Ze werden gedurende 400 kilometer opgetild door convectiestromen.
Kosmonaut Anton Shkaplerov, de commandant van de nieuwe ISS-bemanning, die in december 2017 op het station zal aankomen, zei in een interview dat bacteriën op het oppervlak van het station verschenen, die "ergens uit de ruimte kwamen en zich aan de buitenkant van de behuizing nestelden". Eerder werden bodembacteriën uit Madagaskar gevonden op het oppervlak van het station, die het blijkbaar vanaf de aarde bereikten.
Tijdens ruimtewandelingen verzamelt de ISS-bemanning met wattenstaafjes sporen van de buitenkant van het station. Vervolgens worden de tampons in verzegelde containers op aarde afgeleverd en aan zorgvuldig onderzoek onderworpen. Zoals Shkaplerov opmerkt, werden daar in de loop van de tijd bacteriën gevonden die niet in de eerste monsters zaten.

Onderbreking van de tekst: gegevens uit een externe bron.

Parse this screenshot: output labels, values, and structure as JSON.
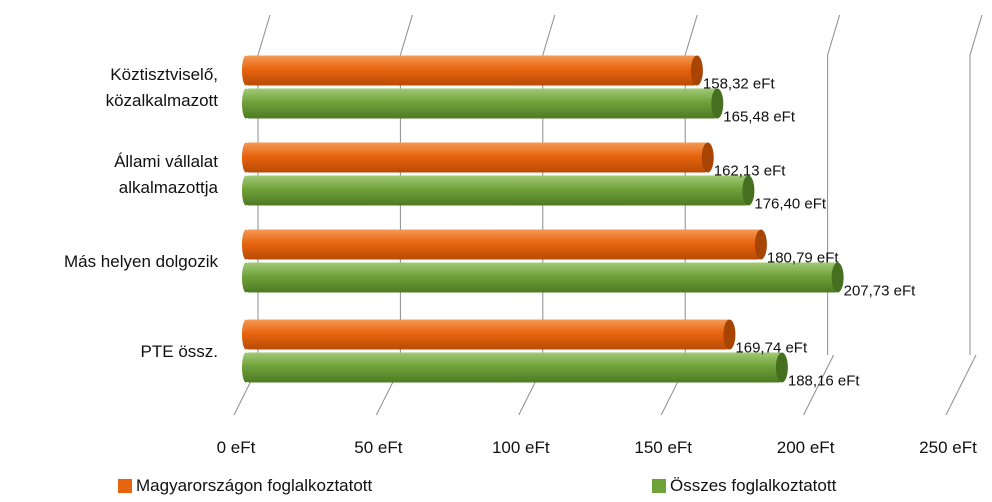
{
  "chart_data": {
    "type": "bar",
    "orientation": "horizontal",
    "style": "3d-cylinder",
    "categories": [
      "Köztisztviselő, közalkalmazott",
      "Állami vállalat alkalmazottja",
      "Más helyen dolgozik",
      "PTE össz."
    ],
    "category_label_lines": [
      [
        "Köztisztviselő,",
        "közalkalmazott"
      ],
      [
        "Állami vállalat",
        "alkalmazottja"
      ],
      [
        "Más helyen dolgozik"
      ],
      [
        "PTE össz."
      ]
    ],
    "series": [
      {
        "name": "Magyarországon foglalkoztatott",
        "color": "#E8650F",
        "values": [
          158.32,
          162.13,
          180.79,
          169.74
        ],
        "labels": [
          "158,32 eFt",
          "162,13 eFt",
          "180,79 eFt",
          "169,74 eFt"
        ]
      },
      {
        "name": "Összes foglalkoztatott",
        "color": "#70A23A",
        "values": [
          165.48,
          176.4,
          207.73,
          188.16
        ],
        "labels": [
          "165,48 eFt",
          "176,40 eFt",
          "207,73 eFt",
          "188,16 eFt"
        ]
      }
    ],
    "x_ticks": [
      0,
      50,
      100,
      150,
      200,
      250
    ],
    "x_tick_labels": [
      "0 eFt",
      "50 eFt",
      "100 eFt",
      "150 eFt",
      "200 eFt",
      "250 eFt"
    ],
    "xlim": [
      0,
      250
    ],
    "grid": true,
    "legend_position": "bottom",
    "title": "",
    "xlabel": "",
    "ylabel": ""
  }
}
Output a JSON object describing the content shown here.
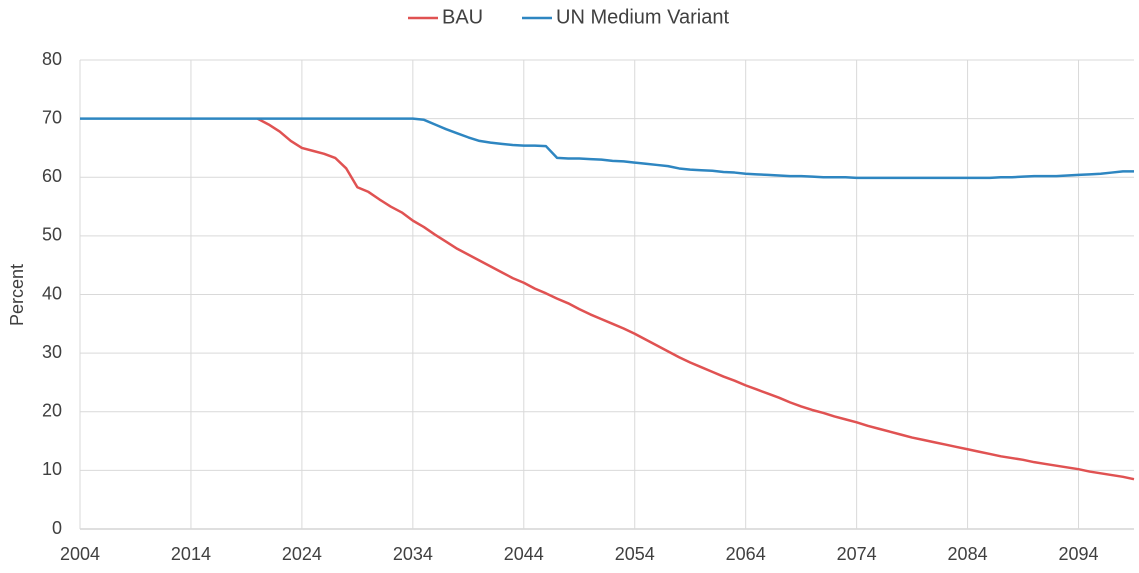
{
  "chart_data": {
    "type": "line",
    "y_label": "Percent",
    "x": [
      2004,
      2005,
      2006,
      2007,
      2008,
      2009,
      2010,
      2011,
      2012,
      2013,
      2014,
      2015,
      2016,
      2017,
      2018,
      2019,
      2020,
      2021,
      2022,
      2023,
      2024,
      2025,
      2026,
      2027,
      2028,
      2029,
      2030,
      2031,
      2032,
      2033,
      2034,
      2035,
      2036,
      2037,
      2038,
      2039,
      2040,
      2041,
      2042,
      2043,
      2044,
      2045,
      2046,
      2047,
      2048,
      2049,
      2050,
      2051,
      2052,
      2053,
      2054,
      2055,
      2056,
      2057,
      2058,
      2059,
      2060,
      2061,
      2062,
      2063,
      2064,
      2065,
      2066,
      2067,
      2068,
      2069,
      2070,
      2071,
      2072,
      2073,
      2074,
      2075,
      2076,
      2077,
      2078,
      2079,
      2080,
      2081,
      2082,
      2083,
      2084,
      2085,
      2086,
      2087,
      2088,
      2089,
      2090,
      2091,
      2092,
      2093,
      2094,
      2095,
      2096,
      2097,
      2098,
      2099
    ],
    "series": [
      {
        "name": "BAU",
        "color": "#e05252",
        "values": [
          null,
          null,
          null,
          null,
          null,
          null,
          null,
          null,
          null,
          null,
          null,
          null,
          null,
          null,
          null,
          null,
          70,
          69,
          67.8,
          66.2,
          65,
          64.5,
          64,
          63.3,
          61.5,
          58.3,
          57.5,
          56.2,
          55,
          54,
          52.6,
          51.5,
          50.2,
          49,
          47.8,
          46.8,
          45.8,
          44.8,
          43.8,
          42.8,
          42,
          41,
          40.2,
          39.3,
          38.5,
          37.5,
          36.6,
          35.8,
          35,
          34.2,
          33.3,
          32.3,
          31.3,
          30.3,
          29.3,
          28.4,
          27.6,
          26.8,
          26,
          25.3,
          24.5,
          23.8,
          23.1,
          22.4,
          21.6,
          20.9,
          20.3,
          19.8,
          19.2,
          18.7,
          18.2,
          17.6,
          17.1,
          16.6,
          16.1,
          15.6,
          15.2,
          14.8,
          14.4,
          14,
          13.6,
          13.2,
          12.8,
          12.4,
          12.1,
          11.8,
          11.4,
          11.1,
          10.8,
          10.5,
          10.2,
          9.8,
          9.5,
          9.2,
          8.9,
          8.5
        ]
      },
      {
        "name": "UN Medium Variant",
        "color": "#2e86c1",
        "values": [
          70,
          70,
          70,
          70,
          70,
          70,
          70,
          70,
          70,
          70,
          70,
          70,
          70,
          70,
          70,
          70,
          70,
          70,
          70,
          70,
          70,
          70,
          70,
          70,
          70,
          70,
          70,
          70,
          70,
          70,
          70,
          69.8,
          69,
          68.2,
          67.5,
          66.8,
          66.2,
          65.9,
          65.7,
          65.5,
          65.4,
          65.4,
          65.3,
          63.3,
          63.2,
          63.2,
          63.1,
          63,
          62.8,
          62.7,
          62.5,
          62.3,
          62.1,
          61.9,
          61.5,
          61.3,
          61.2,
          61.1,
          60.9,
          60.8,
          60.6,
          60.5,
          60.4,
          60.3,
          60.2,
          60.2,
          60.1,
          60,
          60,
          60,
          59.9,
          59.9,
          59.9,
          59.9,
          59.9,
          59.9,
          59.9,
          59.9,
          59.9,
          59.9,
          59.9,
          59.9,
          59.9,
          60,
          60,
          60.1,
          60.2,
          60.2,
          60.2,
          60.3,
          60.4,
          60.5,
          60.6,
          60.8,
          61,
          61
        ]
      }
    ],
    "xlim": [
      2004,
      2099
    ],
    "xticks": [
      2004,
      2014,
      2024,
      2034,
      2044,
      2054,
      2064,
      2074,
      2084,
      2094
    ],
    "ylim": [
      0,
      80
    ],
    "yticks": [
      0,
      10,
      20,
      30,
      40,
      50,
      60,
      70,
      80
    ],
    "grid": true,
    "legend": "top"
  }
}
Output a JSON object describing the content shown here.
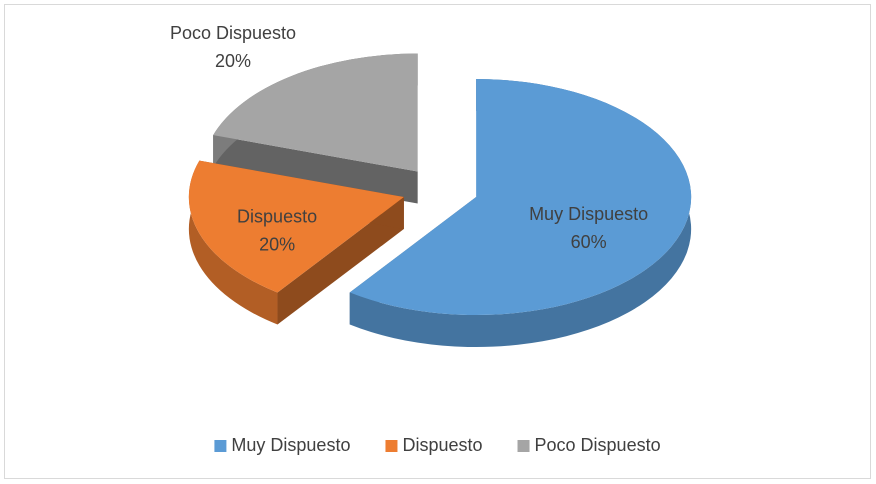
{
  "chart_data": {
    "type": "pie",
    "three_d": true,
    "exploded": true,
    "categories": [
      "Muy Dispuesto",
      "Dispuesto",
      "Poco Dispuesto"
    ],
    "values": [
      60,
      20,
      20
    ],
    "value_labels": [
      "60%",
      "20%",
      "20%"
    ],
    "colors": [
      "#5b9bd5",
      "#ed7d31",
      "#a5a5a5"
    ],
    "legend": "bottom"
  }
}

Met andere woorden, bacteriële sporen kwamen het ISS binnen nadat het station in de ruimte was ingezet. Volgens de kosmonaut, terwijl nieuwe monsters worden bestudeerd en, voor zover kan worden begrepen, vormen ze geen enkele bedreiging voor het station zelf of zijn bewoners.
Interessanter is de vraag naar de bron van de mysterieuze bacteriën. Eerder werden in dergelijke monsters DNA van Mycobacteria, typisch voor het heterotrofe mariene bacterioplankton van de Barentszzee, en de extremofiele bacterie Delftria aangetroffen. Een aantal stammen dicht bij de bodembacteriën van Madagaskar. DNA van plantengenomen, archaea en schimmels Erythrobasidium en Cystobasidium werden ook gevonden. Deze biodiversiteit werd geregistreerd na slechts 19 monsters van de buitenhuid van het ISS.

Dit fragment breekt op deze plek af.